Now it might seem a relatively minor issue to the reader. However, I can assure you that for me, the suggestion that I was to blame as a result of giving incorrect information, was not acceptable. This is a major issue in so far as, there are occassions when I may get certain issues confused or mixed up and I then try to accept and come to terms that this is the case. However, when one knows for certain that one is correct, it is important, I believe, not to succomb to the doubt that others may cast on what you have said, to suit their own purposes. Dont let them lead you to doubt yourself. Believe the one's you can trust, do not let others undermine your dwindling confidence!


Monday, 9 January 2012


The title of today's blog is not just a rallying cry to encourage fellow Dementers and their Carers to have as positive an approach to each day as possible. It is also, a statement that many may agree with and see as being obvious. However, where I am coming from in relation to this matter is that, when one can not operate in the way one was able a few years ago, it is easy and in many cases understandable, for the individual concerned to give up, not only on things that they can no longer undertake, but also on aspects of life that they are both physically and mentally capable of doing. It is therefore, I believe, important, in the first instance, that the Dementer and their Carer make every effort to ensure that they both undertake as many tasks, both physical and mental, as possible.

There may be positive aspects and pleasant surprises, for all concerned, if the positive "Do what you can, while you can" approach is adopted.
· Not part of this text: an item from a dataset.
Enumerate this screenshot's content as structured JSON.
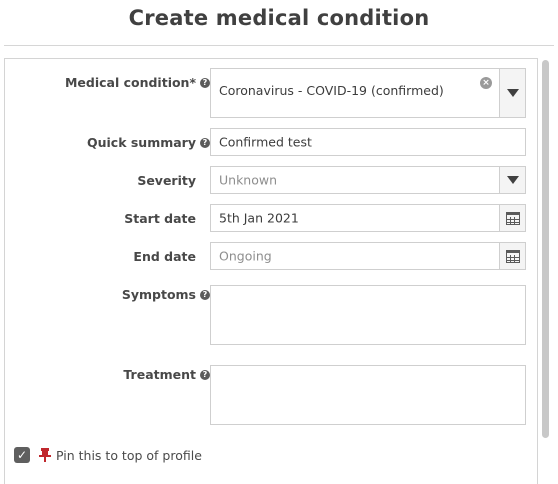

This positive attitude and outlook should also underpin the approach and attitude of any health professional dealing with and being responsible for people with Dementia. They, like us, should be examining the opportunities that Dementia may provide, however brief, for people with the disease to continue to develop their potential, within the confines / limitations the condition presents. This is not to deny the, current, unstoppable advancement of the disease, but rather, to maximise the potential "good life" for both the Dementee and their Carer.  This "Good Life with Dementia" should be given the opportunity to flourish for as long as it can, to the benefit of all concerned.


Friday, 6 January 2012


To make the most of a dementing mind, I am of the opinion that one should keep it as fresh as possible. Now what do I mean by fresh? I am not quite sure, but I think that it may be a matter of trying to avoid the mind  becoming clogged up by the stresses of not fully understanding what others have said or struggling to find the appropriate words to express oneself. Trying to avoid such situations as far as possible and getting oneself into environs that are conducive to relaxed open thinking. This, I currently find, helps to achieve the clarity and freshness of mind.

A walk in the open spaces, not necessarily alone, can facilitate the above state. Since the commencement of the New Year, after I have been out over the hills with Blossom our dog in the morning for a couple of hours, my wife and I have been going for a short walk along the lanes. This too has helped maintain clarity of thought through the relaxed, enjoyable manner of the walk.

I have noted that, in recent years, I have found it relatively easy to clear my head of any dross that might float in. I suppose that maybe one of the advantages of a deteriorating memory, is the fact that out goes both the rough as well as the smooth!